Obecnie w kadrze reprezentacji Francji przeważa młodzież, a ze starszych graczy są tylko Stephane Antiga, Hubert Henno oraz Oliver Kieffer. Wydaje się więc, że trener Blain swoje zamierzenia wciela w życie.
Jednak Granvorka w kadrze występował zwykle jako atakujący, a z tą pozycją Francuzi mieli ostatnio spore problemy. Do składu tej ekipy na różne imprezy był powoływany tylko jeden nominalny atakujący, Antonin Rouzier. Po przekątnej z rozgrywającym grywał także Romain Vadeleux, który jednak jest środkowym. Do tego na jednym z treningów nabawił się - na szczęście niegroźnego - urazu. Trener Trójkolorowych jest jednak nieugięty i dla Granvorki nadal nie ma miejsca w drużynie narodowej.

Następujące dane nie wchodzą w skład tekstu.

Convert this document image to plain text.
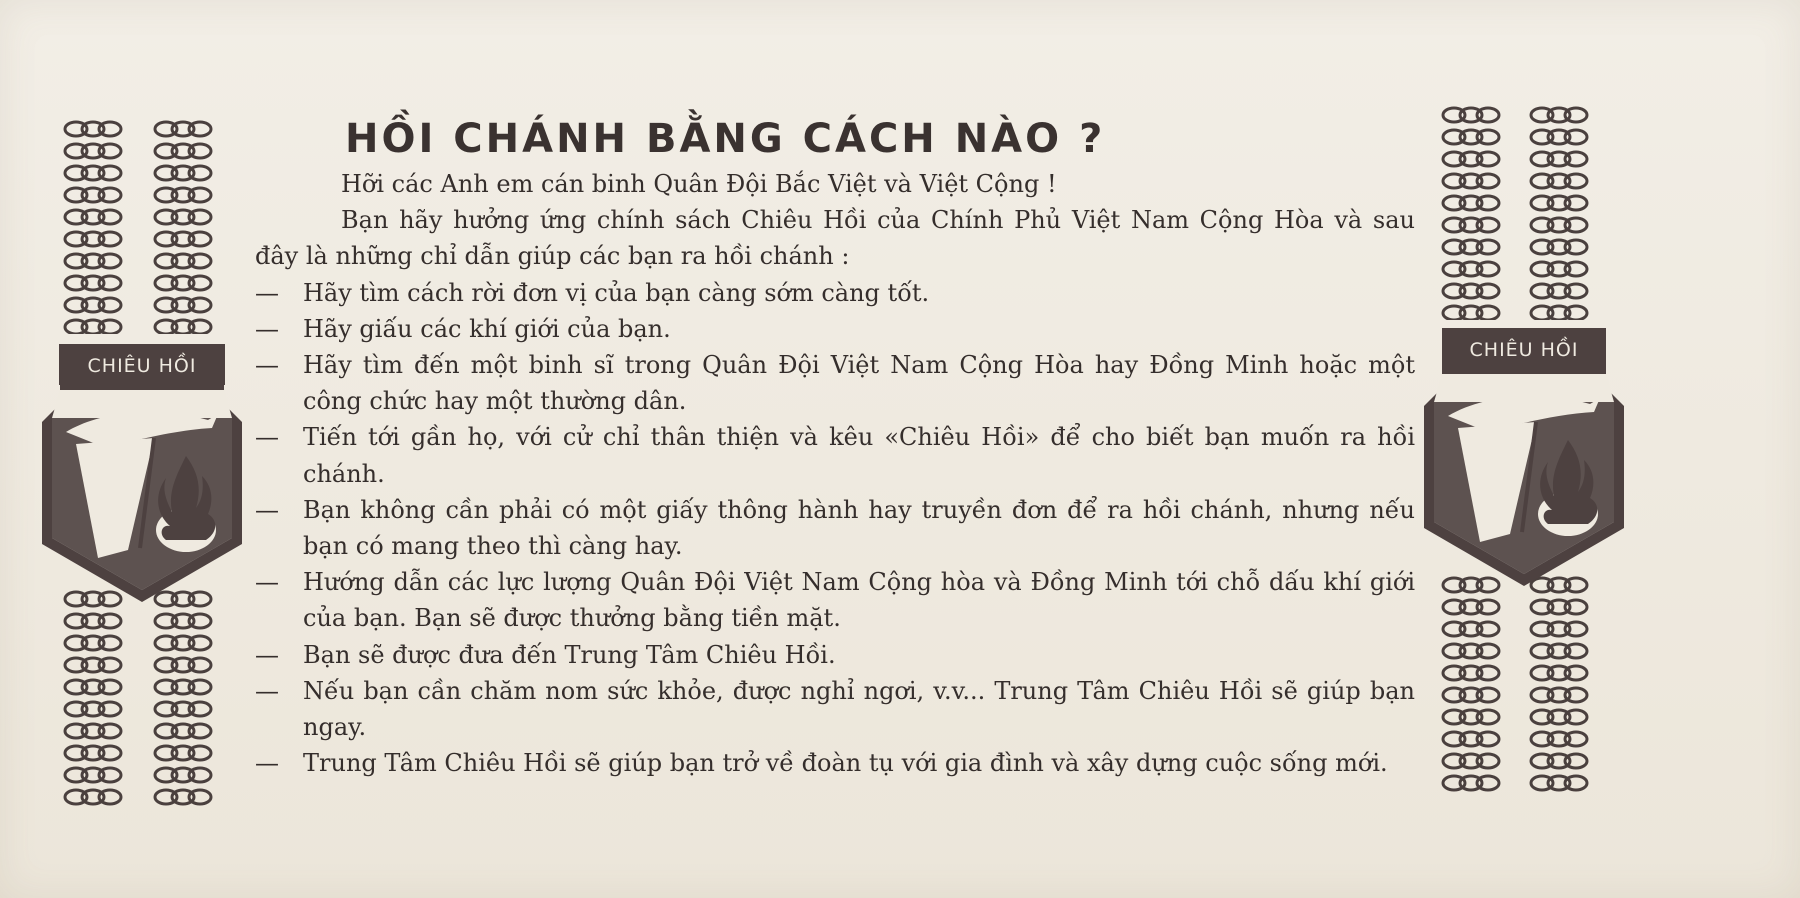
CHIÊU HỒI
CHIÊU HỒI
HỒI CHÁNH BẰNG CÁCH NÀO ?

Hỡi các Anh em cán binh Quân Đội Bắc Việt và Việt Cộng !

Bạn hãy hưởng ứng chính sách Chiêu Hồi của Chính Phủ Việt Nam Cộng Hòa và sau đây là những chỉ dẫn giúp các bạn ra hồi chánh :

— Hãy tìm cách rời đơn vị của bạn càng sớm càng tốt.

— Hãy giấu các khí giới của bạn.

— Hãy tìm đến một binh sĩ trong Quân Đội Việt Nam Cộng Hòa hay Đồng Minh hoặc một công chức hay một thường dân.

— Tiến tới gần họ, với cử chỉ thân thiện và kêu «Chiêu Hồi» để cho biết bạn muốn ra hồi chánh.

— Bạn không cần phải có một giấy thông hành hay truyền đơn để ra hồi chánh, nhưng nếu bạn có mang theo thì càng hay.

— Hướng dẫn các lực lượng Quân Đội Việt Nam Cộng hòa và Đồng Minh tới chỗ dấu khí giới của bạn. Bạn sẽ được thưởng bằng tiền mặt.

— Bạn sẽ được đưa đến Trung Tâm Chiêu Hồi.

— Nếu bạn cần chăm nom sức khỏe, được nghỉ ngơi, v.v... Trung Tâm Chiêu Hồi sẽ giúp bạn ngay.

— Trung Tâm Chiêu Hồi sẽ giúp bạn trở về đoàn tụ với gia đình và xây dựng cuộc sống mới.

Sam zawodnik wielokrotnie wypowiadał się, że jest gotów powrócić do kadry, nawet jeśli nie występowałby w wyjściowej "szóstce". - Z chęcią pomogę drużynie narodowej. Nie muszę grać w wyjściowym składzie, nie jest dla mnie też ważne, na jakiej pozycji bym występował. Po prostu chcę podzielić się swoim doświadczeniem - mówi Franz Granvorka.
34-letni atakujący ostatni sezon spędził w tureckim Ziraat Bankasi Ankara, z którym wywalczył srebro w tamtejszej lidze. Jednak z końcem sezonu jego kontrakt wygasł i zawodnik był zmuszony poszukać sobie nowego klubu. Pierwszą jego myślą był powrót do ojczyzny i gra w jednym z francuskich zespołów. Ta perspektywa rysowała się jasno, jednak na przeszkodzie mogą stanąć... pieniądze.
Francuska siatkówka ligowa przeżywa w ostatnim czasie spory kryzys. Wiele zespołów ma ogromne kłopoty finansowe, by wymienić Montpellier UC, a ostatnio VB Tourcoing. Z tego drugiego klubu odeszli reprezentanci Francji i inni lepiej zarabiający zawodnicy. Problemy nie ominęły także Paris Volley. Dlatego też większość zespołów nie ma na tyle dużych budżetów, aby ściągać gwiazdy światowej siatkówki. Czy właśnie dlatego Granvorka ostatecznie nie powróci do Francji? O tym się przekonamy.